HURRYING to the aid of his teenage daughter, who he found wandering the streets of Knaresborough, brought Joseph Terence Foster a driving ban which could lead to the loss of his job.
Foster, 41, from Silsden, Keighley, appeared before Harrogate magistrates last Thursday to plead guilty to drink-driving and was fined £290 with £85 costs, a £15 victim surcharge and a 12-month ban.
Prosecutor Martin Butterworth said the offence had come to light after police in Knaresborough had been called out to a report of a domestic incident at an address in the town.
Mr Butterworth said officers had come across Foster at the wheel of a car in Halfpenny Lane. The car had been pulled over so police could talk with him about the domestic incident. And when they smelled alcohol a roadside breath test had been positive.
At the police station Foster had blown slightly over the limit, low enough for him to be offered the opportunity of providing a blood or urine sample.

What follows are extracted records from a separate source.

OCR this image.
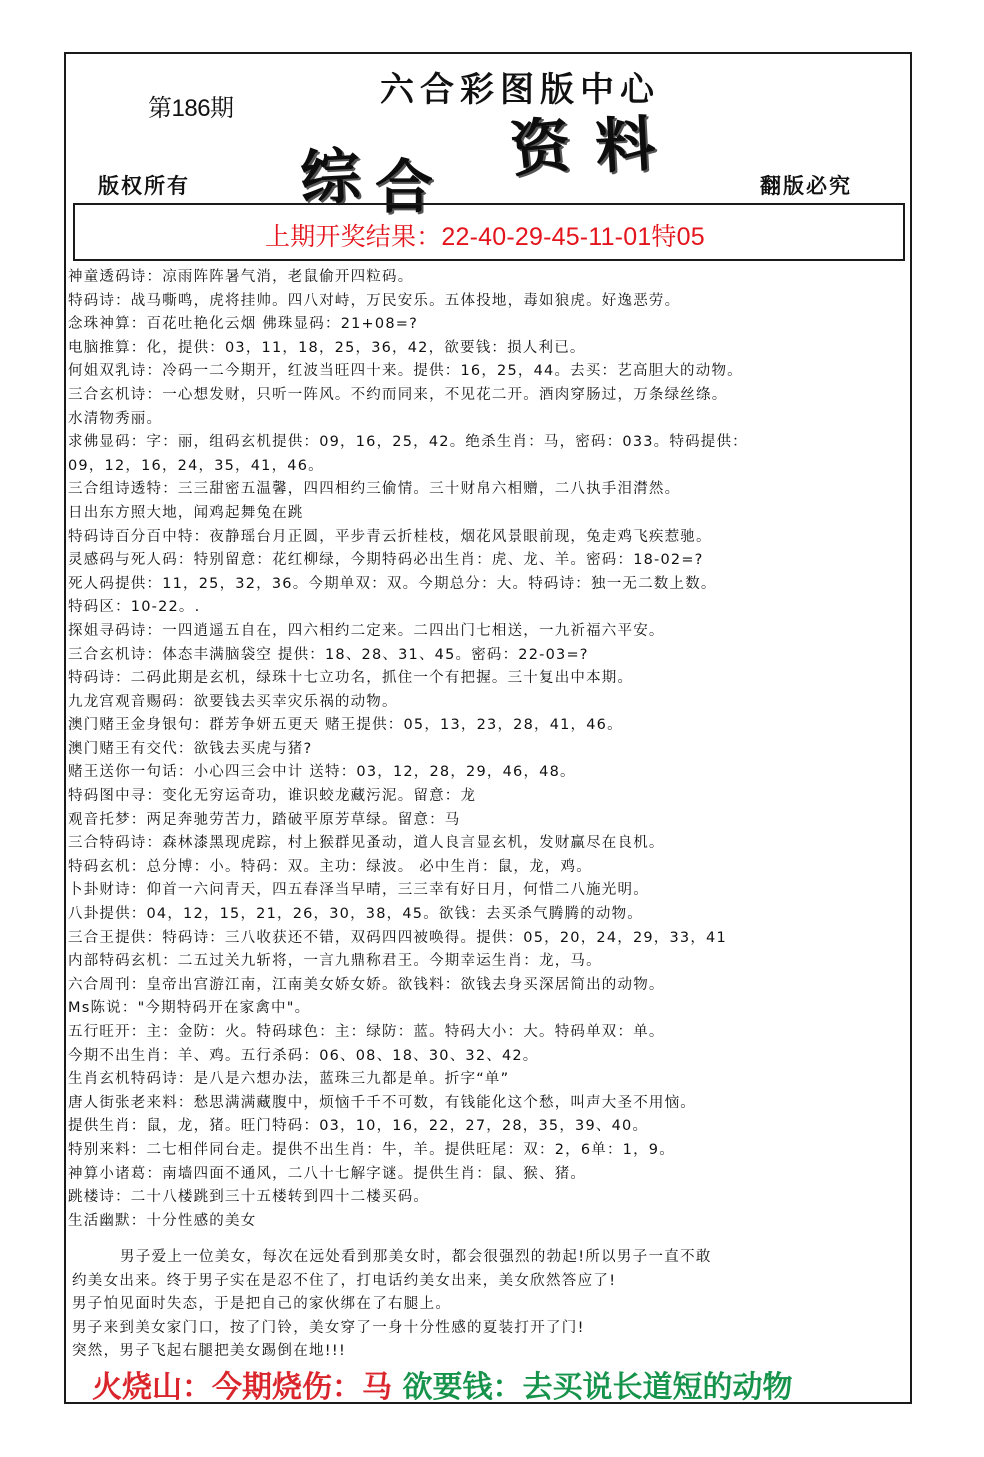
第186期	六合彩图版中心
综 合
资 料
版权所有	翻版必究
上期开奖结果：22-40-29-45-11-01特05
神童透码诗：凉雨阵阵暑气消，老鼠偷开四粒码。
特码诗：战马嘶鸣，虎将挂帅。四八对峙，万民安乐。五体投地，毒如狼虎。好逸恶劳。
念珠神算：百花吐艳化云烟 佛珠显码：21+08=?
电脑推算：化，提供：03，11，18，25，36，42，欲要钱：损人利已。
何姐双乳诗：冷码一二今期开，红波当旺四十来。提供：16，25，44。去买：艺高胆大的动物。
三合玄机诗：一心想发财，只听一阵风。不约而同来，不见花二开。酒肉穿肠过，万条绿丝绦。
水清物秀丽。
求佛显码：字：丽，组码玄机提供：09，16，25，42。绝杀生肖：马，密码：033。特码提供：
09，12，16，24，35，41，46。
三合组诗透特：三三甜密五温馨，四四相约三偷情。三十财帛六相赠，二八执手泪潸然。
日出东方照大地，闻鸡起舞兔在跳
特码诗百分百中特：夜静瑶台月正圆，平步青云折桂枝，烟花风景眼前现，兔走鸡飞疾惹驰。
灵感码与死人码：特别留意：花红柳绿，今期特码必出生肖：虎、龙、羊。密码：18-02=?
死人码提供：11，25，32，36。今期单双：双。今期总分：大。特码诗：独一无二数上数。
特码区：10-22。.
探姐寻码诗：一四逍遥五自在，四六相约二定来。二四出门七相送，一九祈福六平安。
三合玄机诗：体态丰满脑袋空 提供：18、28、31、45。密码：22-03=?
特码诗：二码此期是玄机，绿珠十七立功名，抓住一个有把握。三十复出中本期。
九龙宫观音赐码：欲要钱去买幸灾乐祸的动物。
澳门赌王金身银句：群芳争妍五更天 赌王提供：05，13，23，28，41，46。
澳门赌王有交代：欲钱去买虎与猪?
赌王送你一句话：小心四三会中计 送特：03，12，28，29，46，48。
特码图中寻：变化无穷运奇功，谁识蛟龙藏污泥。留意：龙
观音托梦：两足奔驰劳苦力，踏破平原芳草绿。留意：马
三合特码诗：森林漆黑现虎踪，村上猴群见蚤动，道人良言显玄机，发财赢尽在良机。
特码玄机：总分博：小。特码：双。主功：绿波。 必中生肖：鼠，龙，鸡。
卜卦财诗：仰首一六问青天，四五春泽当早晴，三三幸有好日月，何惜二八施光明。
八卦提供：04，12，15，21，26，30，38，45。欲钱：去买杀气腾腾的动物。
三合王提供：特码诗：三八收获还不错，双码四四被唤得。提供：05，20，24，29，33，41
内部特码玄机：二五过关九斩将，一言九鼎称君王。今期幸运生肖：龙，马。
六合周刊：皇帝出宫游江南，江南美女娇女娇。欲钱料：欲钱去身买深居简出的动物。
Ms陈说："今期特码开在家禽中"。
五行旺开：主：金防：火。特码球色：主：绿防：蓝。特码大小：大。特码单双：单。
今期不出生肖：羊、鸡。五行杀码：06、08、18、30、32、42。
生肖玄机特码诗：是八是六想办法，蓝珠三九都是单。折字“单”
唐人街张老来料：愁思满满藏腹中，烦恼千千不可数，有钱能化这个愁，叫声大圣不用恼。
提供生肖：鼠，龙，猪。旺门特码：03，10，16，22，27，28，35，39、40。
特别来料：二七相伴同台走。提供不出生肖：牛，羊。提供旺尾：双：2，6单：1，9。
神算小诸葛：南墙四面不通风，二八十七解字谜。提供生肖：鼠、猴、猪。
跳楼诗：二十八楼跳到三十五楼转到四十二楼买码。
生活幽默：十分性感的美女
男子爱上一位美女，每次在远处看到那美女时，都会很强烈的勃起!所以男子一直不敢
约美女出来。终于男子实在是忍不住了，打电话约美女出来，美女欣然答应了!
男子怕见面时失态，于是把自己的家伙绑在了右腿上。
男子来到美女家门口，按了门铃，美女穿了一身十分性感的夏装打开了门!
突然，男子飞起右腿把美女踢倒在地!!!
火烧山：今期烧伤：马 欲要钱：去买说长道短的动物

When the former was analysed it showed an alcohol level of 97 milligrams compared with the limit of 80.
In mitigation Carolyn O’Mahony said the domestic incident referred to had involved Foster’s 14-year-old daughter who had been thrown out of her home by her mother in a row over ear piercing.

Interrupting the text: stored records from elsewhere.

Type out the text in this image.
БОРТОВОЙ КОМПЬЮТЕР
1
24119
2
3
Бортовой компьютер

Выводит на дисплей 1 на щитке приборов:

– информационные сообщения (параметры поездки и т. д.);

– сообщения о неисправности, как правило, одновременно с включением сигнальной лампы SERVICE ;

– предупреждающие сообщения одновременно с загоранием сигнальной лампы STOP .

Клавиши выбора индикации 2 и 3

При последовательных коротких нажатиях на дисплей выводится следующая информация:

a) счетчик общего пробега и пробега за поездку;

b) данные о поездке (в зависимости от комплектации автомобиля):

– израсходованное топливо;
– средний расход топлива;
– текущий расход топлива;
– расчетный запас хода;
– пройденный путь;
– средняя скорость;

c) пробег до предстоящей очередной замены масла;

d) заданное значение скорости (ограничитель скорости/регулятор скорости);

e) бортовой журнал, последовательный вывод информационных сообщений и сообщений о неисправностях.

Foster had been spending a pleasant evening with his partner when he received a text message about the incident and when he twice failed to make contact with his daughter by phone he decided to drive from Silsden to Knaresborough to find out what had happened.
Miss O’Mahony said the teenager had not been at home and he had found her ‘‘wandering the streets not knowing where to go or what to do’’.

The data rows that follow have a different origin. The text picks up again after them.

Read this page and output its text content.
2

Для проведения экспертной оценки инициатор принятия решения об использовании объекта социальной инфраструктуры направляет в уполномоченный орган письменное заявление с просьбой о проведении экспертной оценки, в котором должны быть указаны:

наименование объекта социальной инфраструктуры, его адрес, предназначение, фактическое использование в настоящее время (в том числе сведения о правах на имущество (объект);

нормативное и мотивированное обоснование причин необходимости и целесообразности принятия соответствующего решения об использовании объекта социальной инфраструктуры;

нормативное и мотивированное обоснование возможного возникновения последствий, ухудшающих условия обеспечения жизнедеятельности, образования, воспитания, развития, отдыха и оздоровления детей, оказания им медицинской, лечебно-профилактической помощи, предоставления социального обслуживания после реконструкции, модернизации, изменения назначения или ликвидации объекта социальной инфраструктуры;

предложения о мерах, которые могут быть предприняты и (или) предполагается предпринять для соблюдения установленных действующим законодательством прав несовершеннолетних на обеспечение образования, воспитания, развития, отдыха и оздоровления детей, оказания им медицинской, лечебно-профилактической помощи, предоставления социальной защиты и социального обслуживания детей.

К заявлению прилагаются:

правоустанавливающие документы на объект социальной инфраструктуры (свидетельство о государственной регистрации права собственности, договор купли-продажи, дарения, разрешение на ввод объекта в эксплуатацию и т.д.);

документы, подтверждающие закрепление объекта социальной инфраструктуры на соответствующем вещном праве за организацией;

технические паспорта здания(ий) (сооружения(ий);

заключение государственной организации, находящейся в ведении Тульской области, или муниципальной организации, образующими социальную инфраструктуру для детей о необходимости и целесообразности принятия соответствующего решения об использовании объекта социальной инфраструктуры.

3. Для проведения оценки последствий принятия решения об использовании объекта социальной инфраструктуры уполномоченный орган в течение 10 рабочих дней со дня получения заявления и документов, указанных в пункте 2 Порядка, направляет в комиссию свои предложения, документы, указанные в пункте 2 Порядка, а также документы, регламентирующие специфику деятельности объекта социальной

She had been in the car with Foster when he noticed a police vehicle driving past him. He knew he would perhaps be over the limit and stopped straight away.
Miss O’Mahony said police had taken Foster’s daughter to the home of her boyfriend and his mother and she was still living there.
Although his employers spoke highly of Foster – they had provided a glowing reference – it was likely he would lose his job without his licence. There was no ‘‘desk job’’ available for him.